The problem is we do not have enough isolation rooms here. To get the patient who is the most symptomatic with fluid overload into the room first and the other better one can wait elsewhere in isolation. By the way my nurse has to attend to this patient alone in a more stringent PPE as we can’t take chances to allow her to move about attending to other patients. As it is, the number of our nurses is already limited, so the others need to take over and make do.

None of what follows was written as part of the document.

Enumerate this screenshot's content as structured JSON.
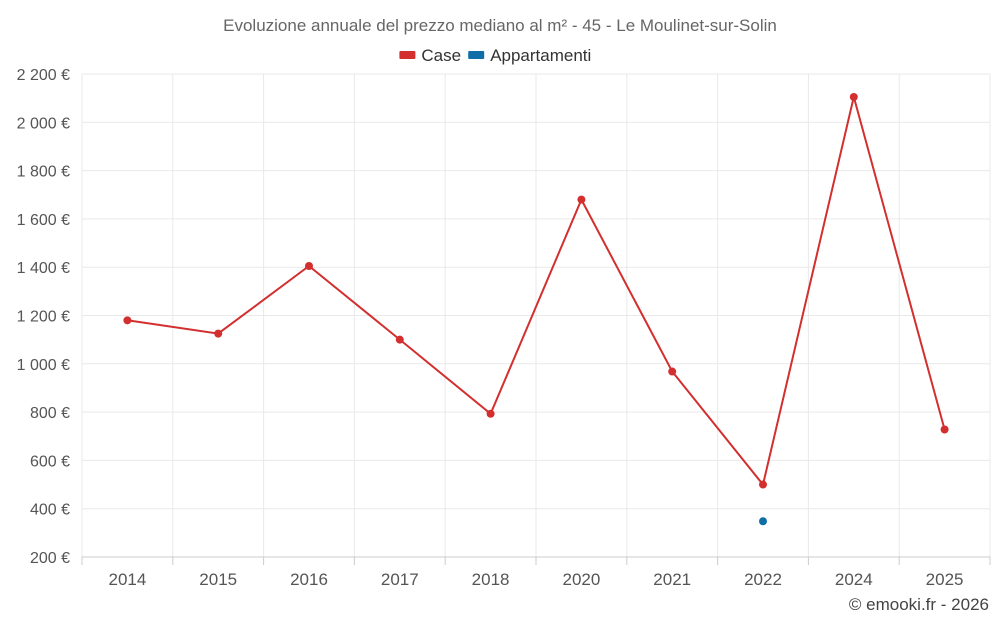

How time flies…looks like we are already at the end of the first shift. The other new shift of patients are already waiting outside. It’s another commotion now as the nurses have to conclude the session. They have to press the fistula to avoid bleeding and it must be done quickly as we do not want the other shift to wait too long. Wait! I saw a patient going back the wrong way, let me stop her first. “Aunty, how many times must I tell you, you come in this way and come out a different way because we don’t want to mingle with the other shift, do we? Not till this pandemic is over ok?” Sadly the patient has to just nod because most likely she may forget again the next session.
Shall we wrap it up with our short tour? I hope you have been given a glimpse of our daily life at my dialysis unit. What have we learned today?
Not everyone no matter how scared they are with this Covid-19 can have the privilege to just stay at home or work from home. Definitely not for my dialysis patients, if given the option, they should be the ones who must really be at home as they are the most vulnerable. I hope you can also appreciate the level of the sacrifice the health care workers are putting into this. Day in and day out we are always exposed.
So the least that you can do is please wear your mask, protect us from the spread of the virus.
Hope you can find your way out. Don’t leave your belongings behind and take care of your kidneys. Hope I don’t have to see you again here.